Paul C. P. McIlhenny took joy in escorting visitors to his company’s warehouse, where wooden whiskey barrels filled with the aging pepper mash that is the main ingredient in Tabasco sauce were stacked six-high to the ceiling.
William Widmer for The New York Times
Lars Klove for The New York Times
With a flourish, he would ask an employee to crack open a couple of barrels. After the stinging smell of the peppers was noted, he asked guests to dab the mash with a finger and gingerly lick it.
Tears flowed, air was gasped for and, at the host’s invitation, spit flew to clear tongues.
Mr. McIlhenny had no doubt played the culinary instigator countless times in his 45 years at the McIlhenny Company, the makers of Tabasco pepper sauce, perhaps Louisiana’s best known product. But he still chuckled as he gave his guests small spoons that earned them entry into the Not So Ancient Order of the Not So Silver Spoon.

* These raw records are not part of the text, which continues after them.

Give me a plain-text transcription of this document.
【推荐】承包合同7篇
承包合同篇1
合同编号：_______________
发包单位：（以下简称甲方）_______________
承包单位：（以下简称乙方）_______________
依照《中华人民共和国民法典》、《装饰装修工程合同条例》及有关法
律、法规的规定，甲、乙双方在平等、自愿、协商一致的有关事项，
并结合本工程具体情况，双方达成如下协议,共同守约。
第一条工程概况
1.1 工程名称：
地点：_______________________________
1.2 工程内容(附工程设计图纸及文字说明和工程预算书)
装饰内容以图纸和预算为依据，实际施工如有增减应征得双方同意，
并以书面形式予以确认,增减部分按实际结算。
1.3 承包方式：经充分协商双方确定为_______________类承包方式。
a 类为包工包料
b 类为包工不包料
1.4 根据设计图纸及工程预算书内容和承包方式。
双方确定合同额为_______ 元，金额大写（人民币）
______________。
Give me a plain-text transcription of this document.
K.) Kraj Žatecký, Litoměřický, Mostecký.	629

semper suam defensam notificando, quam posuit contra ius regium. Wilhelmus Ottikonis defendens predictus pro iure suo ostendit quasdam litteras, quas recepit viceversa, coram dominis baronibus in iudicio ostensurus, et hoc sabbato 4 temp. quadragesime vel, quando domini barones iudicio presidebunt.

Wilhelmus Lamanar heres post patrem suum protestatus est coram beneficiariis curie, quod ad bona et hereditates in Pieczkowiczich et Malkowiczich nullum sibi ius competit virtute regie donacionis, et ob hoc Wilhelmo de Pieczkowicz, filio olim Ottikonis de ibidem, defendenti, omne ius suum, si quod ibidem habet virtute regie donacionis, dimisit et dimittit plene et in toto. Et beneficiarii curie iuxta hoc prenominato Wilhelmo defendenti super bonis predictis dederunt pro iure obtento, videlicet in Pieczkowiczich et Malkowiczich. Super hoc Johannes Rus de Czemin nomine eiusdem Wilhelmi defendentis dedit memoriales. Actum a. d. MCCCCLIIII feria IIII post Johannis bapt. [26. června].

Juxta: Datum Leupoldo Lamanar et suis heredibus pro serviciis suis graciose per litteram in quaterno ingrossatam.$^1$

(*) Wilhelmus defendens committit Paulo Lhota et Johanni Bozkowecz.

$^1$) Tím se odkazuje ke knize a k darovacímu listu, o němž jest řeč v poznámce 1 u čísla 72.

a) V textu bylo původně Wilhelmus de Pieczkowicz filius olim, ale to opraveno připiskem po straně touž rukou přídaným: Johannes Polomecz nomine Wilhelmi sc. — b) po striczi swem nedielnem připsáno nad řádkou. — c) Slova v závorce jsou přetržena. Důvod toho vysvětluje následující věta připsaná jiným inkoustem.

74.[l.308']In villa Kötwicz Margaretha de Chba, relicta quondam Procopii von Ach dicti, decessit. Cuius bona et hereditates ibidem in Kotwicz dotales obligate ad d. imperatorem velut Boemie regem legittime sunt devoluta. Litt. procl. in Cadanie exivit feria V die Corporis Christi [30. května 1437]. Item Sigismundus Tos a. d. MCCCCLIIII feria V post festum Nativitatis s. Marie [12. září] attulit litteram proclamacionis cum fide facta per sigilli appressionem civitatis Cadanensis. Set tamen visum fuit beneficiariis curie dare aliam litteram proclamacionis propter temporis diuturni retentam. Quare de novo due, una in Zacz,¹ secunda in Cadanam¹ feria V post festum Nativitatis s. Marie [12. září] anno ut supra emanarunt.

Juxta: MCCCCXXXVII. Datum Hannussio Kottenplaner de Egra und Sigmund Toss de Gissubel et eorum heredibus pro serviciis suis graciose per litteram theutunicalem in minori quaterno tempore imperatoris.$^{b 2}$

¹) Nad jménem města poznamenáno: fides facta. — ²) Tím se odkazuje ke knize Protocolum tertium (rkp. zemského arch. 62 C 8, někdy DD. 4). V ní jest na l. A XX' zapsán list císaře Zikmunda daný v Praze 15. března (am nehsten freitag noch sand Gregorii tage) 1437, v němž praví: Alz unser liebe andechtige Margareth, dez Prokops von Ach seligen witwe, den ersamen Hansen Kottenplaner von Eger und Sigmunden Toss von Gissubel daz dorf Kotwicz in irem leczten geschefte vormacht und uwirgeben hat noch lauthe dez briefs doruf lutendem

Mr. McIlhenny, the chairman and chief executive of the family-owned McIlhenny Company, died on Saturday in New Orleans. He was 68. The cause was apparently a heart attack.
His death was announced by the McIlhenny Company.
Mr. McIlhenny became chief executive in 2000. During his tenure, the company enjoyed record growth, thanks in part to the introduction of new products, like chipotle, sweet and spicy and Buffalo-style hot sauces and the expansion of a catalog business that sells Tabasco neckties and teddy bears. Mr. McIlhenny also formed licensing deals with the makers of A1 steak sauce, Spam, Cheez-Its and other supermarket staples.
The great-grandson of Edmund McIlhenny, who invented Tabasco sauce after the Civil War, Paul Carr Polk McIlhenny was born in Houston on March 19, 1944, with his twin sister, Sara. He attended the Woodberry Forest School in Virginia and the University of the South in Tennessee, and served stateside in the Marine Corps Reserve.
Mr. McIlhenny joined the family business in 1967 and was groomed by his cousin Walter S. McIlhenny, then president of the company. His first jobs included loading peppers in the field, processing the pepper mash and loading cases of sauce onto rail cars. He lived on the West Coast to learn the company’s retail sales and food broker operations.
Back at the company headquarters on Avery Island, La., he worked in the marketing, advertising, purchasing and food service departments, among others.
Mr. McIlhenny split his time between New Orleans and Avery Island, which sits on a large salt dome in bayou country. There, peppers are grown for their seeds, which are shipped to growers overseas. The mash that returns is aged for three years before being mixed with vinegar and stirred for one month. After the skins and seeds of the peppers are removed, the sauce is sent to the bottling plant. About 750,000 bottles modeled after the cologne-style bottles used for the first batch of the sauce made in 1868 roll off the lines daily.
Like many in his family, Mr. McIlhenny was active in environmental preservation efforts. He was on the board of the America’s Wetland Foundation.In 2010, he was inducted into the James Beard Foundation’s Who’s Who of Food and Beverage in America. During Mardi Gras in 2006, with New Orleans reeling from Hurricane Katrina, Mr. McIlhenny reigned as Rex, the King of Carnival. Survivors include his wife, Judith Goodwin McIlhenny; two daughters, Barbara McIlhenny Fitz-Hugh and Rosemary McIlhenny Dinkins; a brother, Gustaf; a sister, Sara McIlhenny Ringle; and four grandchildren.